DVD ArtHaus Musik 109065. Notice trilingue (angl., franç., all.). Distr. Harmonia Mundi.
Avant Salomé et Elektra, le premier acte unique de Strauss… et son deuxième opéra, après le trop wagnérien Guntram. Un « poème chanté », mais aussi un règlement de comptes avec ce Munich béotien qui lui a refusé son estime. Le magicien Kunrad, c’est lui. Reichart, le magicien banni avant lui, c’est Wagner : à travers Feuersnot, parfois traduit en La Nuit de la Saint-Jean, Strauss venge les deux Richard.
Diemut, la fille du bourgmestre, s’est laissé voler un baiser par Kunrad et s’apprête à le recevoir dans sa chambre, mais elle arrête le panier qui doit le hisser jusqu’à elle, le livrant aux moqueries des citadins – un peu comme si le Walther des Maîtres chanteurs se trouvait dans la posture de Beckmesser ! Qu’à cela ne tienne : il se venge en déclenchant le « Feuersnot », la pénurie de feu – également métaphore du tarissement du désir, moteur de toute vie humaine. C’est alors la communauté qui cède au chantage et lui donne Diemut. Elle ne le regrettera pas. Fourmillant d’allusions, voire de citations, dans le texte ou la musique, Feuersnot n’est pas encore chef-d’œuvre absolu, mais Strauss se reconnaît tout entier, avec son lyrisme débordant, son ironie caustique, sa conversation en musique, sa virtuosité orchestrale et chorale qui ne souffre aucune faille. L’œuvre fut créée en 1901 à Dresde, par Ernst von Schuh.

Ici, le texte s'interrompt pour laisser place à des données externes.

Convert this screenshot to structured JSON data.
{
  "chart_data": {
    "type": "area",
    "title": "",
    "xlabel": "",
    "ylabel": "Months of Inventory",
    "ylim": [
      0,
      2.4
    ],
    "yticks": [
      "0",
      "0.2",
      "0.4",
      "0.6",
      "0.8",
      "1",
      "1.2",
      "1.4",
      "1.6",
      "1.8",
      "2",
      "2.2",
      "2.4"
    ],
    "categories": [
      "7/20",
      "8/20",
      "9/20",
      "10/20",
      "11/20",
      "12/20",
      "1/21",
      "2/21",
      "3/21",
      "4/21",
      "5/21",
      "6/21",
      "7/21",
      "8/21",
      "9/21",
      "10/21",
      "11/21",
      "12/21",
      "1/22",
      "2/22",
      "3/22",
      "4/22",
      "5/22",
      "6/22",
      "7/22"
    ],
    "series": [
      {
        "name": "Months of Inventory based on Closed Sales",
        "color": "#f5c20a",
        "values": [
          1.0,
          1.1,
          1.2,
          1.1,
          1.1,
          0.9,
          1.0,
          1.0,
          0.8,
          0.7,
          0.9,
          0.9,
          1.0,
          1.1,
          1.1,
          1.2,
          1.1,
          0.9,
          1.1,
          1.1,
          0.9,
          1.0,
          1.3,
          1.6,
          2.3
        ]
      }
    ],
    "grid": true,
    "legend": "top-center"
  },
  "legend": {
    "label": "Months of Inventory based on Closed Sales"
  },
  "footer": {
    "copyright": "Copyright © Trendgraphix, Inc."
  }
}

A Palerme, Gabriele Ferro s’acquitte de sa tâche en chef de théâtre aguerri, mettant néanmoins un peu de temps à s’échauffer, très bien suivi par des musiciens et des choristes soumis à rude épreuve – les Meistersinger, ici aussi, ne sont pas loin. La distribution se signale par son homogénéité, qu’emmène un couple à la hauteur de l’enjeu. Certes le vibrato de Nicola Beller Carbone s’est élargi, mais cette Salomé sait chanter son Strauss. Certes Dietrich Henschel fatigue un peu dans l’éprouvante harangue aux philistins munichois, souvenir de celle de Hans Sachs à la fin des Maîtres, certes il a toujours cette fâcheuse tendance à faire du Fischer-Dieskau, mais il assure fort bien, avec un bel art de la déclamation.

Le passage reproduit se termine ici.